Bu denklem iki kere ikinin dört yaptığı kadar nettir. Hemen herkes anlayabilir.
İhracatın artması parayı daha değerli yaparken memlekette üretilen mal ve hizmetlerin değerini de arttırır. Üretilen mal ve hizmetlerin hem miktarı hem de kalitesi artar.
Türkiye yanlış politikalarla öyle bir girdaba sokuldu ki, para değersizleştikçe, ithalat artmaya devam ediyor. Çünkü bir çok mal ve hizmette Türkiye dışa bağımlı hale geldi. Özellikle gıdada dışa bağımlı hale gelen memleketin cari açığı büyümeye, TL de dip yapmaya devam ediyor.
2002 yılında dolar bugünkü parayla 1,5 lira ortalama değer yapıyordu.
2002 yılında avro bugünkü parayla 1,4 lira ortalama değer yapıyordu.
2002 yılında 1 TL ile 10 Bulgar Levası satın alınıyordu.
2018 yılında Üsküp’e proje toplantısına gittiğimizde 1 TL ile 11 Makedonya Dinarı almıştık.
Beş yıl önce Polonya’ya toplantıya gittiğimizde 1,2 TL ile 1 Polonya Zlotisi alıyorduk.
2002 yılında 14 Türk Lirası ile aldığımız 10 avro bugün 290 Türk Lirası alıyor. Avro 20 kattan daha fazla değer kazanmış.
Doları, avroyu çok dikkate almaya gerek yok. Zengin ülkelerin paraları. Onlar karşısında değer kazanmak oldukça zor görünüyor. Ancak Bulgaristan, Polonya, Makedonya gibi ana sektörleri tarım olan ülkelerin paralarıyla karşılaştırma yapmakta yarar var. Memleketi yönetenlerin ne kadar sakat ve ülkeyi batıran politikalar uyguladıklarını daha kolay görmek mümkün oluyor.
2002 senesi ile şimdiki Bulgar Levasının durumunu matematik hesapla görmekte yarar var. 2002 yılında 10 TL ile 100 Bulgar Levası aldık ve bugün 100 Bulgar Levası tamı tamına 1500 Türk Lirası yapıyor. Diğer bir deyişle bugün Bulgar Levası Türk Lirası karşısında 20 yılda tam 150 kat değer kazanmış. Batı bölgelerinde komşularımız cirit atıyor. Sağ olsunlar AVM’leri zengin ettiler.

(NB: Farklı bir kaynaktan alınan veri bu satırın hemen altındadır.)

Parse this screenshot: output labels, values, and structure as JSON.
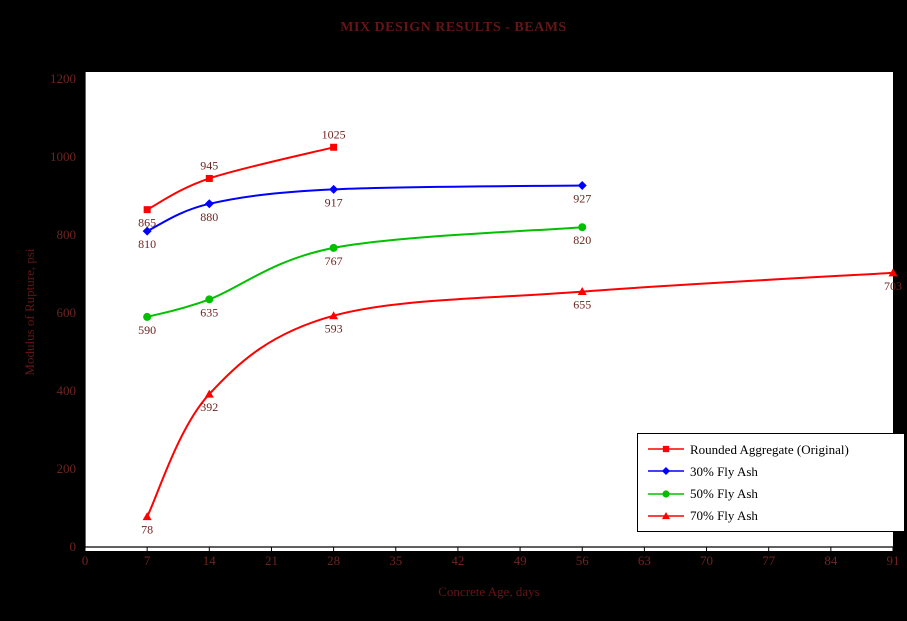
{
  "page": {
    "background": "#000000"
  },
  "chart_data": {
    "type": "line",
    "title": "MIX DESIGN RESULTS - BEAMS",
    "xlabel": "Concrete Age, days",
    "ylabel": "Modulus of Rupture, psi",
    "xlim": [
      0,
      91
    ],
    "ylim": [
      0,
      1200
    ],
    "x_ticks": [
      0,
      7,
      14,
      21,
      28,
      35,
      42,
      49,
      56,
      63,
      70,
      77,
      84,
      91
    ],
    "y_ticks": [
      0,
      200,
      400,
      600,
      800,
      1000,
      1200
    ],
    "grid": false,
    "legend_position": "inside-bottom-right",
    "series": [
      {
        "name": "Rounded Aggregate (Original)",
        "color": "#ff0000",
        "marker": "square",
        "x": [
          7,
          14,
          28
        ],
        "y": [
          865,
          945,
          1025
        ],
        "point_labels": [
          "865",
          "945",
          "1025"
        ],
        "label_side": [
          "below",
          "above",
          "above"
        ]
      },
      {
        "name": "30% Fly Ash",
        "color": "#0000ff",
        "marker": "diamond",
        "x": [
          7,
          14,
          28,
          56
        ],
        "y": [
          810,
          880,
          917,
          927
        ],
        "point_labels": [
          "810",
          "880",
          "917",
          "927"
        ],
        "label_side": [
          "below",
          "below",
          "below",
          "below"
        ]
      },
      {
        "name": "50% Fly Ash",
        "color": "#00c000",
        "marker": "circle",
        "x": [
          7,
          14,
          28,
          56
        ],
        "y": [
          590,
          635,
          767,
          820
        ],
        "point_labels": [
          "590",
          "635",
          "767",
          "820"
        ],
        "label_side": [
          "below",
          "below",
          "below",
          "below"
        ]
      },
      {
        "name": "70% Fly Ash",
        "color": "#ff0000",
        "marker": "triangle",
        "x": [
          7,
          14,
          28,
          56,
          91
        ],
        "y": [
          78,
          392,
          593,
          655,
          703
        ],
        "point_labels": [
          "78",
          "392",
          "593",
          "655",
          "703"
        ],
        "label_side": [
          "below",
          "below",
          "below",
          "below",
          "below"
        ]
      }
    ],
    "colors": {
      "background": "#000000",
      "plot_background": "#ffffff",
      "axis": "#000000",
      "tick_label": "#6e2420",
      "data_label": "#6e2420",
      "title_text": "#641616",
      "axis_label_text": "#641616",
      "legend_text": "#000000",
      "legend_background": "#ffffff",
      "legend_border": "#000000"
    }
  }
}
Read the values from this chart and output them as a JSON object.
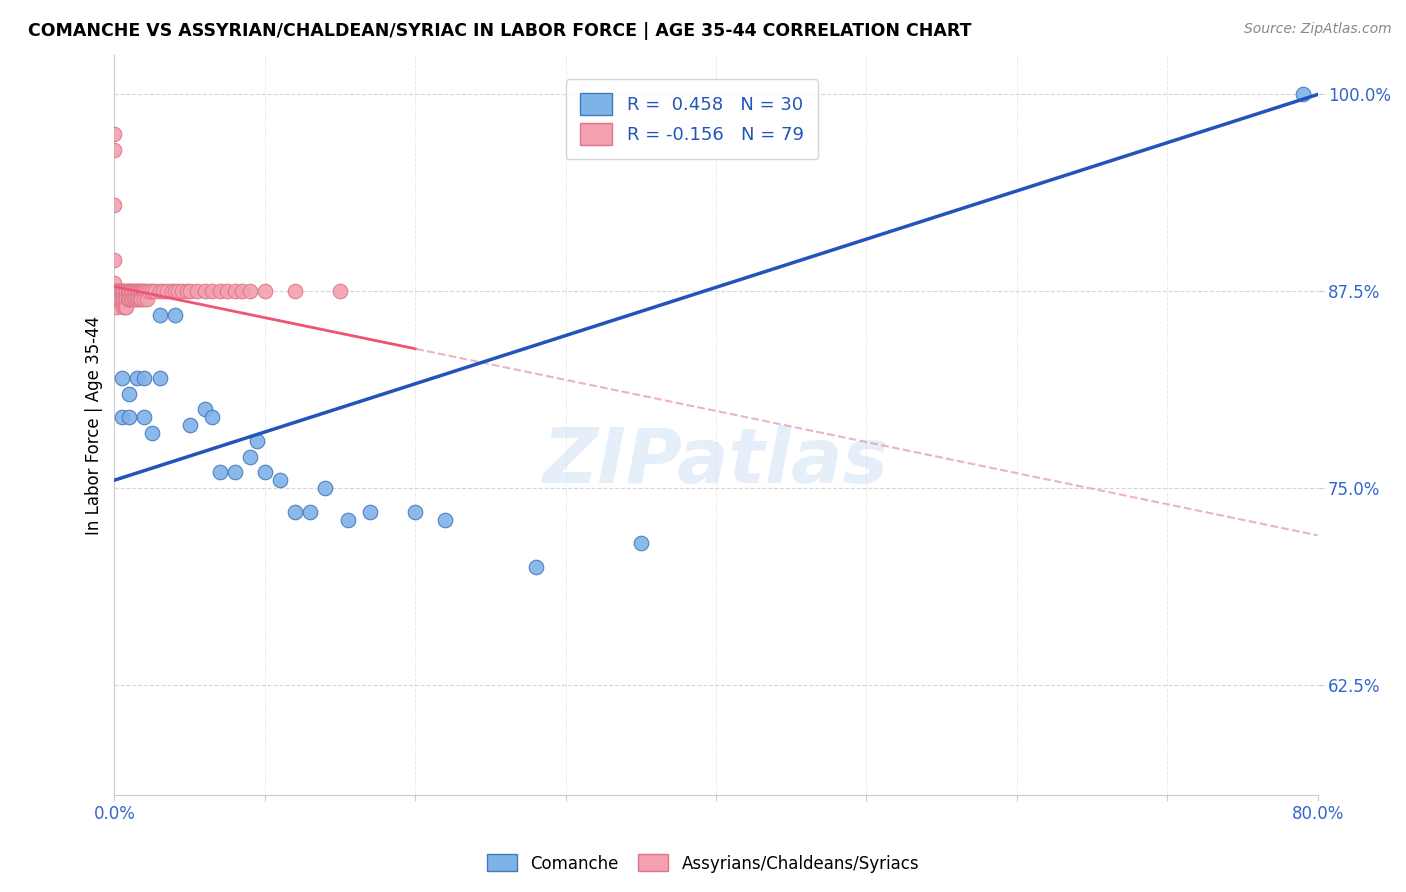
{
  "title": "COMANCHE VS ASSYRIAN/CHALDEAN/SYRIAC IN LABOR FORCE | AGE 35-44 CORRELATION CHART",
  "source": "Source: ZipAtlas.com",
  "ylabel": "In Labor Force | Age 35-44",
  "xlim": [
    0.0,
    0.8
  ],
  "ylim": [
    0.555,
    1.025
  ],
  "yticks": [
    0.625,
    0.75,
    0.875,
    1.0
  ],
  "ytick_labels": [
    "62.5%",
    "75.0%",
    "87.5%",
    "100.0%"
  ],
  "xticks": [
    0.0,
    0.1,
    0.2,
    0.3,
    0.4,
    0.5,
    0.6,
    0.7,
    0.8
  ],
  "xtick_labels": [
    "0.0%",
    "",
    "",
    "",
    "",
    "",
    "",
    "",
    "80.0%"
  ],
  "R_blue": 0.458,
  "N_blue": 30,
  "R_pink": -0.156,
  "N_pink": 79,
  "blue_color": "#7EB3E8",
  "pink_color": "#F4A0B0",
  "trendline_blue_color": "#2255BB",
  "trendline_pink_color": "#EE5577",
  "watermark": "ZIPatlas",
  "legend_label_blue": "Comanche",
  "legend_label_pink": "Assyrians/Chaldeans/Syriacs",
  "blue_x": [
    0.005,
    0.005,
    0.01,
    0.01,
    0.015,
    0.02,
    0.02,
    0.025,
    0.03,
    0.03,
    0.04,
    0.05,
    0.06,
    0.065,
    0.07,
    0.08,
    0.09,
    0.095,
    0.1,
    0.11,
    0.12,
    0.13,
    0.14,
    0.155,
    0.17,
    0.2,
    0.22,
    0.28,
    0.35,
    0.79
  ],
  "blue_y": [
    0.82,
    0.795,
    0.81,
    0.795,
    0.82,
    0.82,
    0.795,
    0.785,
    0.86,
    0.82,
    0.86,
    0.79,
    0.8,
    0.795,
    0.76,
    0.76,
    0.77,
    0.78,
    0.76,
    0.755,
    0.735,
    0.735,
    0.75,
    0.73,
    0.735,
    0.735,
    0.73,
    0.7,
    0.715,
    1.0
  ],
  "pink_x": [
    0.0,
    0.0,
    0.0,
    0.0,
    0.0,
    0.001,
    0.001,
    0.001,
    0.001,
    0.001,
    0.002,
    0.002,
    0.003,
    0.003,
    0.004,
    0.004,
    0.004,
    0.005,
    0.005,
    0.005,
    0.006,
    0.006,
    0.006,
    0.007,
    0.007,
    0.007,
    0.008,
    0.008,
    0.008,
    0.009,
    0.009,
    0.01,
    0.01,
    0.01,
    0.01,
    0.011,
    0.011,
    0.012,
    0.012,
    0.013,
    0.013,
    0.014,
    0.014,
    0.015,
    0.015,
    0.016,
    0.016,
    0.017,
    0.017,
    0.018,
    0.018,
    0.019,
    0.02,
    0.02,
    0.021,
    0.022,
    0.023,
    0.025,
    0.027,
    0.03,
    0.032,
    0.035,
    0.038,
    0.04,
    0.042,
    0.045,
    0.048,
    0.05,
    0.055,
    0.06,
    0.065,
    0.07,
    0.075,
    0.08,
    0.085,
    0.09,
    0.1,
    0.12,
    0.15
  ],
  "pink_y": [
    0.975,
    0.965,
    0.93,
    0.895,
    0.88,
    0.875,
    0.87,
    0.865,
    0.875,
    0.87,
    0.875,
    0.87,
    0.87,
    0.875,
    0.87,
    0.875,
    0.87,
    0.875,
    0.87,
    0.875,
    0.875,
    0.87,
    0.865,
    0.875,
    0.87,
    0.865,
    0.875,
    0.87,
    0.865,
    0.875,
    0.87,
    0.875,
    0.87,
    0.875,
    0.87,
    0.875,
    0.87,
    0.875,
    0.87,
    0.875,
    0.87,
    0.875,
    0.87,
    0.875,
    0.87,
    0.875,
    0.87,
    0.875,
    0.87,
    0.875,
    0.87,
    0.875,
    0.875,
    0.87,
    0.875,
    0.87,
    0.875,
    0.875,
    0.875,
    0.875,
    0.875,
    0.875,
    0.875,
    0.875,
    0.875,
    0.875,
    0.875,
    0.875,
    0.875,
    0.875,
    0.875,
    0.875,
    0.875,
    0.875,
    0.875,
    0.875,
    0.875,
    0.875,
    0.875
  ]
}
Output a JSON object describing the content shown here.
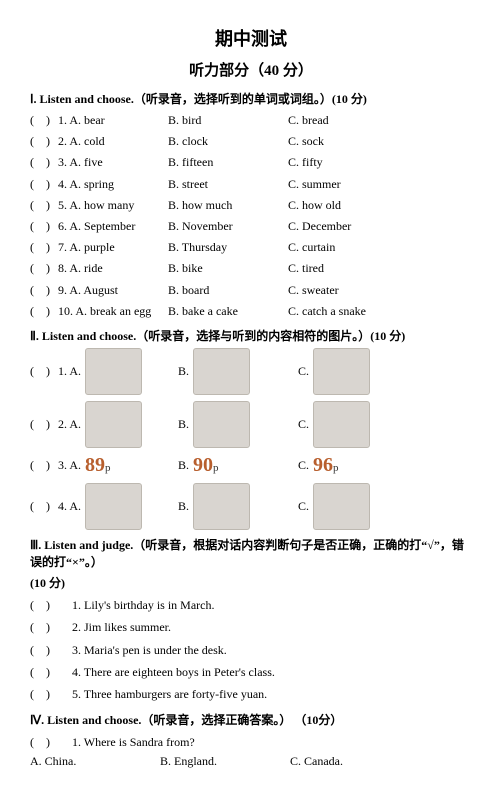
{
  "title": "期中测试",
  "subtitle": "听力部分（40 分）",
  "section1": {
    "heading": "Ⅰ. Listen and choose.（听录音，选择听到的单词或词组。）(10 分)",
    "rows": [
      {
        "n": "1. A. bear",
        "b": "B. bird",
        "c": "C. bread"
      },
      {
        "n": "2. A. cold",
        "b": "B. clock",
        "c": "C. sock"
      },
      {
        "n": "3. A. five",
        "b": "B. fifteen",
        "c": "C. fifty"
      },
      {
        "n": "4. A. spring",
        "b": "B. street",
        "c": "C. summer"
      },
      {
        "n": "5. A. how many",
        "b": "B. how much",
        "c": "C. how old"
      },
      {
        "n": "6. A. September",
        "b": "B. November",
        "c": "C. December"
      },
      {
        "n": "7. A. purple",
        "b": "B. Thursday",
        "c": "C. curtain"
      },
      {
        "n": "8. A. ride",
        "b": "B. bike",
        "c": "C. tired"
      },
      {
        "n": "9. A. August",
        "b": "B. board",
        "c": "C. sweater"
      },
      {
        "n": "10. A. break an egg",
        "b": "B. bake a cake",
        "c": "C. catch a snake"
      }
    ]
  },
  "section2": {
    "heading": "Ⅱ. Listen and choose.（听录音，选择与听到的内容相符的图片。）(10 分)",
    "rows": [
      {
        "idx": "1. A.",
        "b": "B.",
        "c": "C.",
        "type": "img"
      },
      {
        "idx": "2. A.",
        "b": "B.",
        "c": "C.",
        "type": "img"
      },
      {
        "idx": "3. A.",
        "b": "B.",
        "c": "C.",
        "type": "price",
        "pa": "89",
        "pb": "90",
        "pc": "96"
      },
      {
        "idx": "4. A.",
        "b": "B.",
        "c": "C.",
        "type": "img"
      }
    ],
    "price_suffix": "p"
  },
  "section3": {
    "heading": "Ⅲ. Listen and judge.（听录音，根据对话内容判断句子是否正确，正确的打“√”，错误的打“×”。）",
    "heading2": "(10 分)",
    "rows": [
      "1. Lily's birthday is in March.",
      "2. Jim likes summer.",
      "3. Maria's pen is under the desk.",
      "4. There are eighteen boys in Peter's class.",
      "5. Three hamburgers are forty-five yuan."
    ]
  },
  "section4": {
    "heading": "Ⅳ. Listen and choose.（听录音，选择正确答案。） （10分）",
    "q1": {
      "q": "1. Where is Sandra from?",
      "a": "A. China.",
      "b": "B. England.",
      "c": "C. Canada."
    }
  },
  "paren_left": "(",
  "paren_right": ")"
}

Otellerimizin doluluk oranlarını artırdılar.
Beş sene önce 10 Türk Lirası ile 110 Makedonya dinarı alıyorduk. Bugün ise aynı parayla 20 Dinar ancak alabiliyoruz. Kendi yağıyla kavrulmaya çalışan kardeş ülke Makedonya’nın parası Türk Lirası karşısında beş senede 5 kattan daha fazla değer kazanmış.
Polonya’nın para birimi de Türk Lirası karşısında beş senede beş kat değer kazanmış.
Bu ülkelerin Gayri Safi Milli Hasılaları Türkiye’den çok farklı değil. Ülkelerinde Türkiye’den farklı olarak gelir dağılımı daha adaletli, cari açıkları yok, eğitim daha güçlü, iş ahlakı yüz kat daha yüksek, daha huzurlular. Adalet ve diğer unsurları saymaya gerek yok. Bizden daha zengin değiller. Ancak daha kıymetliler.